People Still Won’t Stop Kissing Chickens, Even Though It’s Making Them Sick
The CDC is once again asking...
COVID-19 has proved that convincing people to follow sensible health advice isn’t always easy. And if you’re hoping more people will put on masks, here’s a bad precedent: Back in 2017, after salmonella outbreaks were traced to backyard chickens, the CDC issued a warning advising people to “not snuggle or kiss the birds, touch your mouth, or eat or drink around live poultry.” Now, in 2020, after salmonella outbreaks have once again been traced to backyard chickens, the CDC has issued a new warning advising people—you guessed it—“Don’t kiss backyard poultry or snuggle them and then touch your face or mouth.”
Yup, health officials can’t even convince people to stop kissing chickens.
On May 20, the CDC first announced this new investigation of “a multistate outbreak of Salmonella Hadar infections linked to contact with backyard poultry.” At the time, 97 people had been infected across 28 states, with cases dating back to February and significantly increasing throughout March and April. This week, the CDC updated its investigation, noting that, now, 465 people had been infected across 42 states—including 86 hospitalizations and one death.
Though the CDC doesn’t appear to explicitly state that these new outbreaks are tied to the coronavirus, a correlation is certainly possible: Back in April, we ran a story on how people had been panic buying baby chicks as a way to create a self-sustaining source of eggs in their own backyard at a time when shelves were low, prices were up, and people were trying to minimize the time spent out of their house. But now, the potential downside of being a novice live poultry owner may be, shall we say, coming home to roost.
“Epidemiologic evidence shows that contact with backyard poultry (such as chicks and ducklings) is the likely source of these outbreaks,” the CDC writes. “In interviews with 226 ill people, 179 (79%) reported contact with chicks and ducklings. People reported obtaining chicks and ducklings from several sources, including agricultural stores, websites, and hatcheries.”

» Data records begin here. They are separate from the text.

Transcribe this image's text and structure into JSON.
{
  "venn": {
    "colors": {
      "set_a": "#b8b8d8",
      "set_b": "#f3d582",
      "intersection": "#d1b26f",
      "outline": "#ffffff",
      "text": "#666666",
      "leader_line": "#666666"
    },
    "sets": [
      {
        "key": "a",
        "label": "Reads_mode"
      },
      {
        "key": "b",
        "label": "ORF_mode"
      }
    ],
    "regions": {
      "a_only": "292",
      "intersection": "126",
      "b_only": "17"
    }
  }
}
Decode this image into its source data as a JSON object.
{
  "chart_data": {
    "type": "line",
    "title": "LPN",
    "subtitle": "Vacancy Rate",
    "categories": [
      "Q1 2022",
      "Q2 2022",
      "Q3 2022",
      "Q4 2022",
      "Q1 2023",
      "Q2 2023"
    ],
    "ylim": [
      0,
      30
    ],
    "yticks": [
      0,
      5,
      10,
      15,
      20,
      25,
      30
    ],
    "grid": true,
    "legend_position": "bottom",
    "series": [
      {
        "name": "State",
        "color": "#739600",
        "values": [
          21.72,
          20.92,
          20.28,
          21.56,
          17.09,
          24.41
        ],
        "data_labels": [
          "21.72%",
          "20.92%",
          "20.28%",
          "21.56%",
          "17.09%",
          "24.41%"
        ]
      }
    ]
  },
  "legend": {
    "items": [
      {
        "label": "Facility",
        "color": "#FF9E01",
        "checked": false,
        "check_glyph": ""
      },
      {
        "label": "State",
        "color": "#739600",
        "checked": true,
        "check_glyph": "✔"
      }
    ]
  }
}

As a result, the CDC wants to remind everyone, “You can get sick with a Salmonella infection from touching backyard poultry or their environment. Backyard poultry can carry Salmonella bacteria even if they look healthy and clean and show no signs of illness.”
And the ways to prevent infections are even somewhat similar to the advice for avoiding the coronavirus. Always wash your hands after dealing with these birds, eggs, or their surroundings, using hand sanitizer if necessary. Be safe around poultry by doing things like changing shoes, not eating around the animals, and not letting them into your house. And, yes, practice a bit of “social distancing” from your chickens—at least when it comes to kissing or hugging them.
If you have backyard chickens or ducks, you can find more tips on raising them responsibly on the CDC website.